Nonparametric posterior learning for emission tomography with multimodal data

TL;DR

This paper introduces a scalable nonparametric posterior learning method for uncertainty quantification in emission tomography with multimodal data, improving computational efficiency and providing theoretical guarantees.

Contribution

It adapts nonparametric posterior learning to Poisson data in emission tomography, deriving parallelizable algorithms with theoretical consistency and new geometrical conditions for multimodal data integration.

Findings

Algorithms are trivially parallelizable and scalable.

Theoretical proof of consistency and tightness in the small noise limit.

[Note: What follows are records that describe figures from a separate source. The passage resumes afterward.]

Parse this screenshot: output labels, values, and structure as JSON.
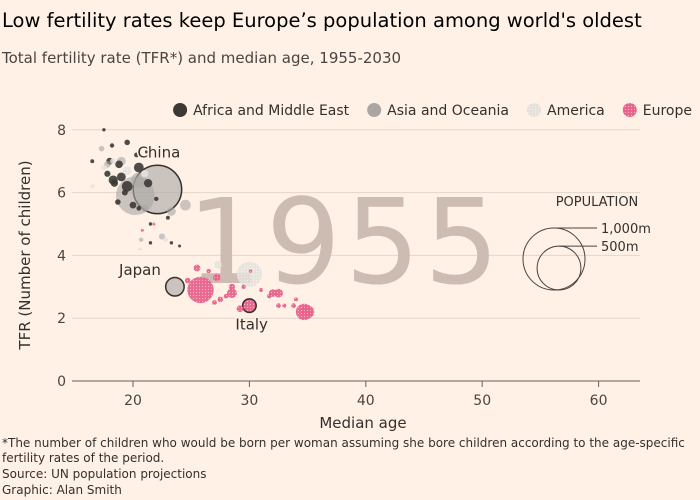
{
  "title": "Low fertility rates keep Europe’s population among world's oldest",
  "subtitle": "Total fertility rate (TFR*) and median age, 1955-2030",
  "chart_data": {
    "type": "scatter",
    "year": "1955",
    "xlabel": "Median age",
    "ylabel": "TFR (Number of children)",
    "xlim": [
      14,
      64
    ],
    "ylim": [
      0,
      8.3
    ],
    "xticks": [
      "20",
      "30",
      "40",
      "50",
      "60"
    ],
    "yticks": [
      "0",
      "2",
      "4",
      "6",
      "8"
    ],
    "grid": "horizontal",
    "legend_position": "top",
    "legend": [
      {
        "name": "Africa and Middle East",
        "color": "#3b3836"
      },
      {
        "name": "Asia and Oceania",
        "color": "#a9a6a3"
      },
      {
        "name": "America",
        "color": "#e4e0dc"
      },
      {
        "name": "Europe",
        "color": "#e8638c"
      }
    ],
    "size_legend": {
      "title": "POPULATION",
      "items": [
        {
          "label": "1,000m",
          "value": 1000
        },
        {
          "label": "500m",
          "value": 500
        }
      ]
    },
    "annotations": [
      {
        "label": "China",
        "age": 22.1,
        "tfr": 6.1
      },
      {
        "label": "Japan",
        "age": 23.6,
        "tfr": 3.0
      },
      {
        "label": "Italy",
        "age": 30.0,
        "tfr": 2.4
      }
    ],
    "series": [
      {
        "name": "Africa and Middle East",
        "points": [
          [
            17.5,
            8.0,
            3
          ],
          [
            19.5,
            7.6,
            8
          ],
          [
            18.2,
            7.5,
            5
          ],
          [
            16.5,
            7.0,
            4
          ],
          [
            18.0,
            7.0,
            12
          ],
          [
            18.8,
            6.9,
            15
          ],
          [
            17.8,
            6.6,
            10
          ],
          [
            19.0,
            6.5,
            20
          ],
          [
            18.4,
            6.3,
            14
          ],
          [
            20.3,
            7.2,
            6
          ],
          [
            20.5,
            6.8,
            25
          ],
          [
            19.3,
            6.0,
            9
          ],
          [
            18.3,
            6.4,
            22
          ],
          [
            21.3,
            6.3,
            18
          ],
          [
            20.0,
            5.6,
            12
          ],
          [
            23.0,
            5.2,
            4
          ],
          [
            20.5,
            5.5,
            6
          ],
          [
            22.0,
            5.8,
            5
          ],
          [
            21.5,
            5.0,
            3
          ],
          [
            19.5,
            6.2,
            30
          ],
          [
            18.7,
            5.7,
            8
          ],
          [
            23.3,
            4.4,
            3
          ],
          [
            21.5,
            4.4,
            3
          ],
          [
            24.0,
            4.3,
            2
          ],
          [
            21.2,
            7.3,
            4
          ]
        ]
      },
      {
        "name": "Asia and Oceania",
        "points": [
          [
            22.1,
            6.1,
            610
          ],
          [
            20.2,
            5.9,
            390
          ],
          [
            17.3,
            7.4,
            8
          ],
          [
            19.0,
            7.0,
            20
          ],
          [
            20.5,
            6.4,
            60
          ],
          [
            23.3,
            5.4,
            20
          ],
          [
            21.0,
            5.5,
            15
          ],
          [
            22.5,
            4.6,
            10
          ],
          [
            19.0,
            3.5,
            6
          ],
          [
            23.6,
            3.0,
            89
          ],
          [
            20.7,
            4.5,
            5
          ],
          [
            17.8,
            6.9,
            12
          ],
          [
            24.5,
            5.6,
            30
          ]
        ]
      },
      {
        "name": "America",
        "points": [
          [
            30.0,
            3.4,
            165
          ],
          [
            18.3,
            7.0,
            10
          ],
          [
            19.5,
            6.7,
            20
          ],
          [
            21.0,
            6.6,
            15
          ],
          [
            17.5,
            6.8,
            8
          ],
          [
            27.3,
            3.7,
            15
          ],
          [
            22.8,
            4.5,
            6
          ],
          [
            16.5,
            6.2,
            4
          ],
          [
            20.6,
            4.2,
            3
          ]
        ]
      },
      {
        "name": "Europe",
        "points": [
          [
            30.0,
            2.4,
            48
          ],
          [
            25.8,
            2.9,
            180
          ],
          [
            34.7,
            2.2,
            70
          ],
          [
            32.5,
            2.8,
            20
          ],
          [
            32.0,
            2.8,
            15
          ],
          [
            28.5,
            2.8,
            25
          ],
          [
            27.2,
            3.3,
            15
          ],
          [
            25.5,
            3.6,
            12
          ],
          [
            29.2,
            2.3,
            12
          ],
          [
            28.5,
            3.0,
            10
          ],
          [
            27.5,
            2.6,
            8
          ],
          [
            29.5,
            3.0,
            5
          ],
          [
            32.5,
            2.4,
            6
          ],
          [
            33.8,
            2.4,
            6
          ],
          [
            31.7,
            2.7,
            5
          ],
          [
            35.0,
            2.2,
            45
          ],
          [
            26.5,
            3.5,
            5
          ],
          [
            24.7,
            3.2,
            8
          ],
          [
            30.3,
            1.8,
            3
          ],
          [
            28.0,
            2.7,
            6
          ],
          [
            27.0,
            2.5,
            6
          ],
          [
            33.0,
            2.4,
            4
          ],
          [
            34.0,
            2.6,
            4
          ],
          [
            31.0,
            2.9,
            4
          ],
          [
            30.1,
            3.5,
            3
          ],
          [
            20.8,
            4.8,
            2
          ],
          [
            21.8,
            5.0,
            2
          ]
        ]
      }
    ]
  },
  "footnote": [
    "*The number of children who would be born per woman assuming she bore children according to the age-specific",
    "fertility rates of the period.",
    "Source: UN population projections",
    "Graphic: Alan Smith"
  ]
}
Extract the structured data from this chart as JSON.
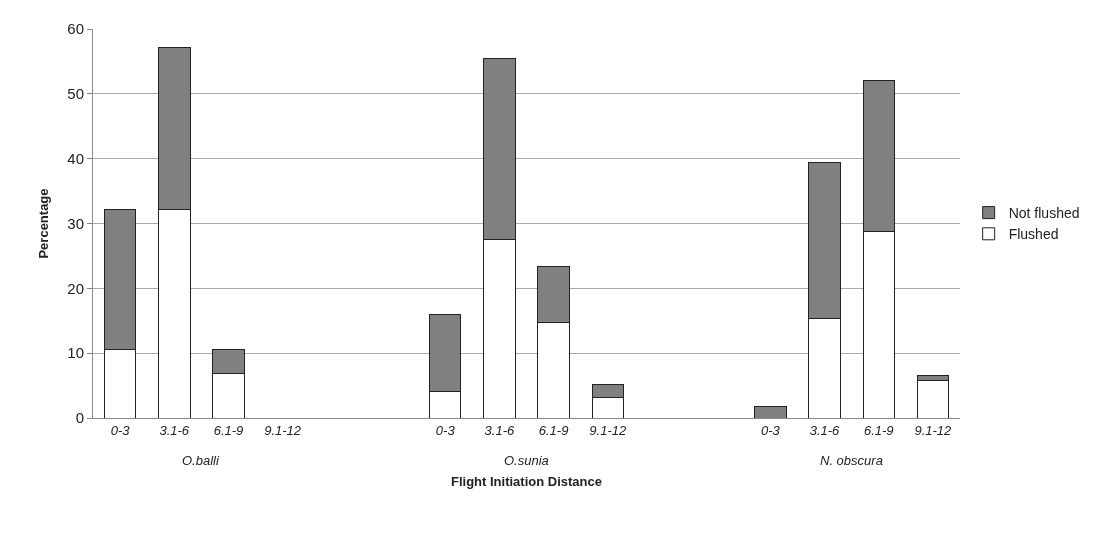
{
  "chart_data": {
    "type": "bar",
    "stacked": true,
    "xlabel": "Flight Initiation Distance",
    "ylabel": "Percentage",
    "categories": [
      "0-3",
      "3.1-6",
      "6.1-9",
      "9.1-12",
      null,
      null,
      "0-3",
      "3.1-6",
      "6.1-9",
      "9.1-12",
      null,
      null,
      "0-3",
      "3.1-6",
      "6.1-9",
      "9.1-12"
    ],
    "series": [
      {
        "name": "Flushed",
        "color": "#ffffff",
        "values": [
          10.6,
          32.1,
          6.9,
          null,
          null,
          null,
          4.1,
          27.6,
          14.8,
          3.2,
          null,
          null,
          null,
          15.4,
          28.8,
          5.8
        ]
      },
      {
        "name": "Not flushed",
        "color": "#808080",
        "values": [
          21.6,
          25.1,
          3.7,
          null,
          null,
          null,
          11.9,
          27.9,
          8.6,
          2.0,
          null,
          null,
          1.8,
          24.0,
          23.3,
          0.8
        ]
      }
    ],
    "annotations": [
      "O.balli",
      "O.sunia",
      "N. obscura"
    ],
    "ylim": [
      0,
      60
    ],
    "yticks": [
      0,
      10,
      20,
      30,
      40,
      50,
      60
    ],
    "grid": "y",
    "legend": "right"
  }
}
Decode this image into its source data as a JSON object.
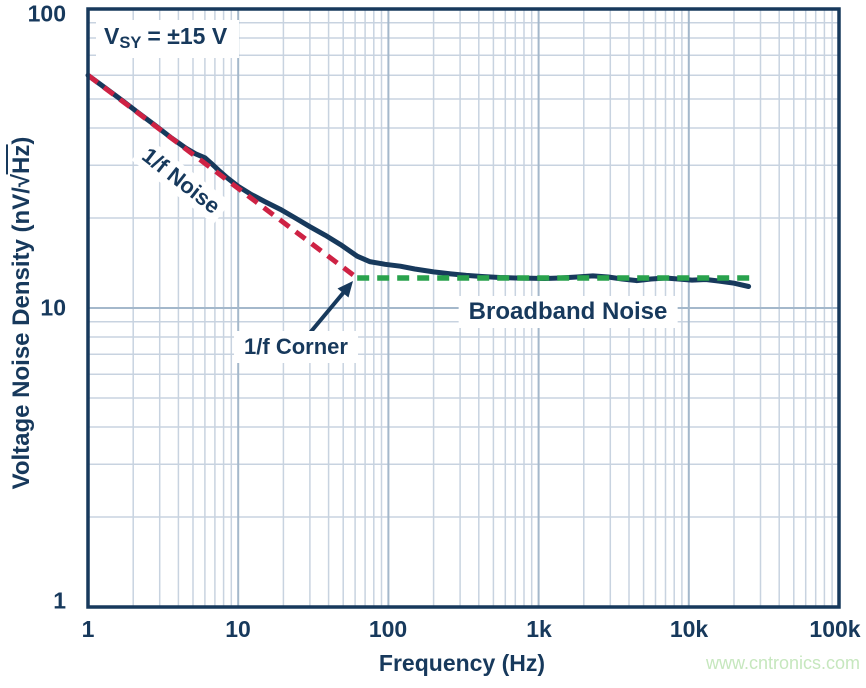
{
  "watermark": {
    "text": "www.cntronics.com"
  },
  "colors": {
    "text_navy": "#17395c",
    "frame": "#17395c",
    "grid_major": "#a4b8cb",
    "grid_minor": "#c8d3e0",
    "measured_curve": "#17395c",
    "one_over_f_asymptote": "#ce2244",
    "broadband_asymptote": "#29a24d",
    "watermark_green": "#c6e7be",
    "label_background": "#ffffff"
  },
  "chart_data": {
    "type": "line",
    "title": "",
    "xlabel": "Frequency (Hz)",
    "ylabel": "Voltage Noise Density (nV/√Hz)",
    "ylabel_parts": {
      "pre": "Voltage Noise Density (nV/",
      "sqrt": "√",
      "radicand": "Hz",
      "post": ")"
    },
    "x_scale": "log",
    "y_scale": "log",
    "xlim": [
      1,
      100000
    ],
    "ylim": [
      1,
      100
    ],
    "grid": "major and minor log gridlines on both axes",
    "legend": "none",
    "x_tick_labels": [
      "1",
      "10",
      "100",
      "1k",
      "10k",
      "100k"
    ],
    "x_tick_values": [
      1,
      10,
      100,
      1000,
      10000,
      100000
    ],
    "y_tick_labels": [
      "1",
      "10",
      "100"
    ],
    "y_tick_values": [
      1,
      10,
      100
    ],
    "annotations": {
      "supply": {
        "base": "V",
        "sub": "SY",
        "value": "= ±15 V"
      },
      "one_over_f_label": "1/f Noise",
      "corner_label": "1/f Corner",
      "broadband_label": "Broadband Noise"
    },
    "corner_frequency_hz": 62,
    "broadband_level_nv_per_sqrthz": 12.6,
    "series": [
      {
        "name": "measured-noise",
        "color": "#17395c",
        "style": "solid",
        "width": 5,
        "points": [
          [
            1,
            60
          ],
          [
            1.3,
            54.5
          ],
          [
            1.7,
            49.3
          ],
          [
            2.2,
            44.7
          ],
          [
            2.8,
            40.8
          ],
          [
            3.6,
            37.0
          ],
          [
            4.5,
            34.2
          ],
          [
            5.2,
            32.8
          ],
          [
            6,
            31.8
          ],
          [
            6.6,
            30.5
          ],
          [
            7.4,
            28.9
          ],
          [
            8.5,
            27.2
          ],
          [
            10,
            25.5
          ],
          [
            12,
            24.1
          ],
          [
            15,
            22.7
          ],
          [
            19,
            21.4
          ],
          [
            24,
            20.0
          ],
          [
            30,
            18.7
          ],
          [
            38,
            17.5
          ],
          [
            48,
            16.3
          ],
          [
            62,
            14.9
          ],
          [
            75,
            14.3
          ],
          [
            95,
            14.0
          ],
          [
            120,
            13.8
          ],
          [
            150,
            13.5
          ],
          [
            200,
            13.2
          ],
          [
            260,
            13.0
          ],
          [
            330,
            12.85
          ],
          [
            420,
            12.75
          ],
          [
            550,
            12.65
          ],
          [
            700,
            12.6
          ],
          [
            900,
            12.58
          ],
          [
            1100,
            12.55
          ],
          [
            1400,
            12.6
          ],
          [
            1800,
            12.7
          ],
          [
            2300,
            12.8
          ],
          [
            2900,
            12.7
          ],
          [
            3600,
            12.5
          ],
          [
            4500,
            12.35
          ],
          [
            5600,
            12.5
          ],
          [
            7000,
            12.6
          ],
          [
            8500,
            12.5
          ],
          [
            10500,
            12.4
          ],
          [
            13000,
            12.45
          ],
          [
            16000,
            12.3
          ],
          [
            20000,
            12.1
          ],
          [
            25000,
            11.8
          ]
        ]
      },
      {
        "name": "one-over-f-asymptote",
        "color": "#ce2244",
        "style": "dashed",
        "width": 5,
        "points": [
          [
            1,
            60
          ],
          [
            62,
            12.6
          ]
        ]
      },
      {
        "name": "broadband-asymptote",
        "color": "#29a24d",
        "style": "dashed",
        "width": 5.5,
        "points": [
          [
            62,
            12.6
          ],
          [
            28000,
            12.6
          ]
        ]
      }
    ]
  }
}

Compared to MCMC, our method reduces mixing times and computational complexity.

Abstract

We continue studies of the uncertainty quantification problem in emission tomographies such as PET or SPECT when additional multimodal data (e.g., anatomical MRI images) are available. To solve the aforementioned problem we adapt the recently proposed nonparametric posterior learning technique to the context of Poisson-type data in emission tomography. Using this approach we derive sampling algorithms which are trivially parallelizable, scalable and very easy to implement. In addition, we prove conditional consistency and tightness for the distribution of produced samples in the small noise limit (i.e., when the acquisition time tends to infinity) and derive new geometrical and necessary condition on how MRI images must be used. This condition arises naturally in the context of identifiability problem for misspecified generalized Poisson models. We also contrast our approach with Bayesian Markov Chain Monte Carlo sampling based on one data augmentation scheme which is very popular in the context of Expectation-Maximization algorithms for PET or SPECT. We show theoretically and also numerically that such data augmentation significantly increases mixing times for the Markov chain. In view of this, our algorithms seem to give a reasonable trade-off between design complexity, scalability, numerical load and assessment for the uncertainty.